More than once, I've presented researched and thoughtful interaction designs only to receive feedback that the logo needs to be bigger and the "Terms and Conditions" link should read "Policies and Notices."
While these are easy adjustments to make, this type of feedback does not bode well for later stages of the site design process. Wireframes met with agreement and nodding without question or discussion are not being critically considered by clients. Issues will almost certainly surface later when designs become more tangible. At that point, it's difficult to make substantive changes without schedule shifts and rework.

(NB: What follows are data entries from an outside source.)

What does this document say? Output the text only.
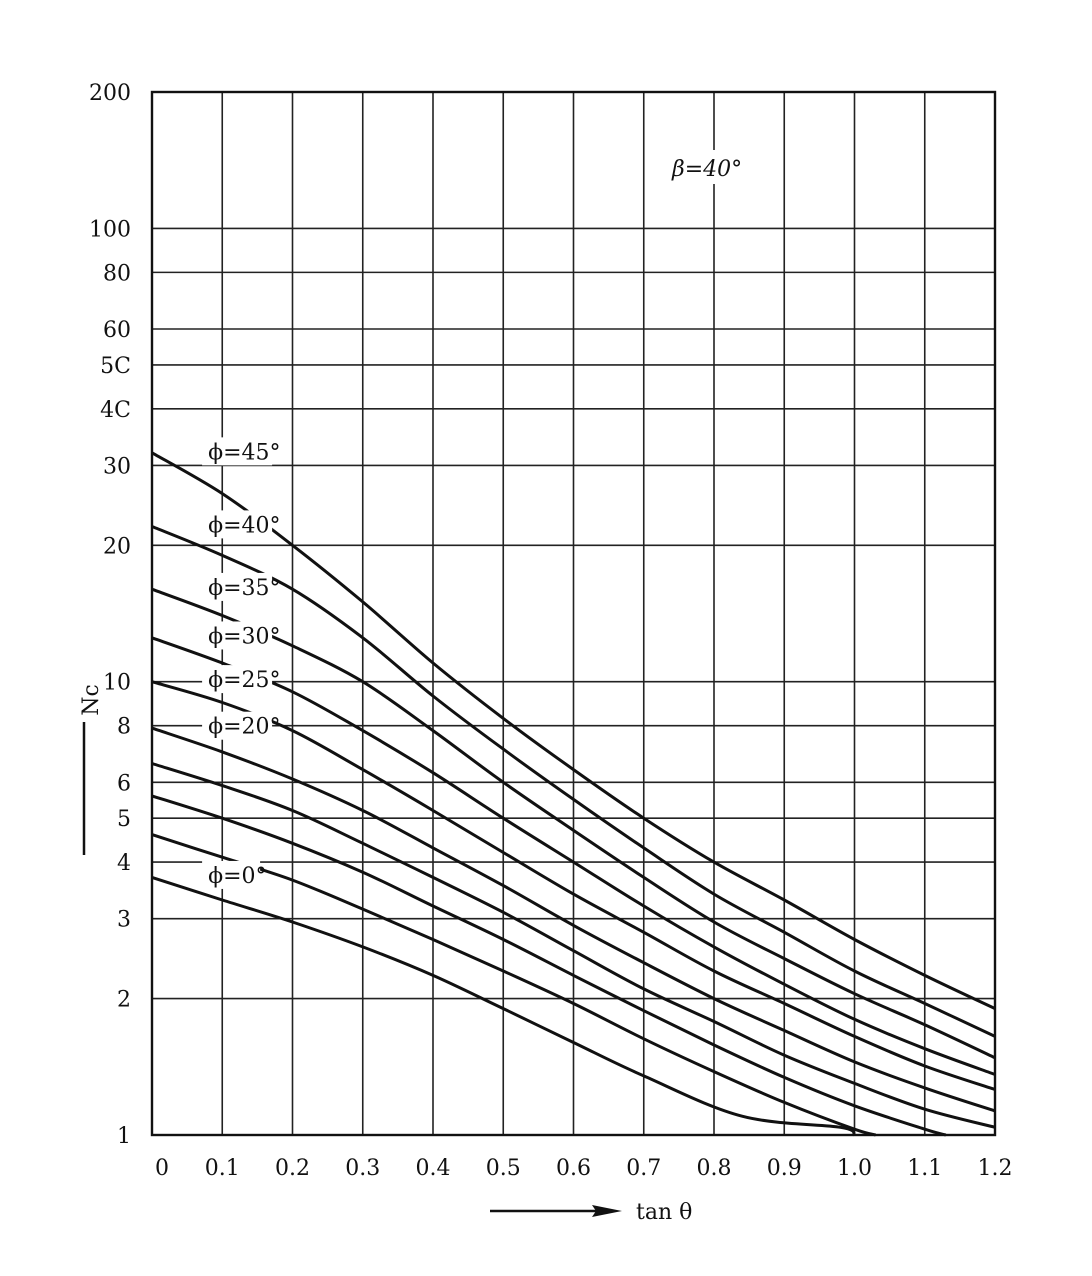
0 0.1 0.2 0.3 0.4 0.5 0.6 0.7 0.8 0.9 1.0 1.1 1.2
1
2
3
4
5
6
8
10
20
30
4C
5C
60
80
100
200
β=40°
Nc
tan θ
ϕ=45°
ϕ=40°
ϕ=35°
ϕ=30°
ϕ=25°
ϕ=20°
ϕ=0°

Admittedly, wireframes can be difficult to read and can have limitations. Clients (whether internal stakeholders or external client teams) cannot see beyond the boxes and arrows to understand a site design's functional intent. It's hard to interpret from static drawings how dynamic interactions will work or feel. Because wireframes generally represent page templates, as opposed to unique pages, clients must envision each scenario where a template will be used, and how the content for that scenario will populate content zones. Still, user experience professionals present wires, request feedback and are surprised to get little of value back from client partners. Perhaps it's time to improve the process.
Here are six tips to make documentation more clear to client teams, enabling them to provide meaningful and actionable feedback on your work.
1. Don't skip from the title page straight to the wireframes. It's tempting to get right to business and start a wireframe review by jumping into the very first wire. Stop. Remember, your clients are experts in their own fields, not the field of interaction design. During initial reviews, it's as important to introduce them to the concept and purpose of wireframing as it is to discuss the specifics of their project.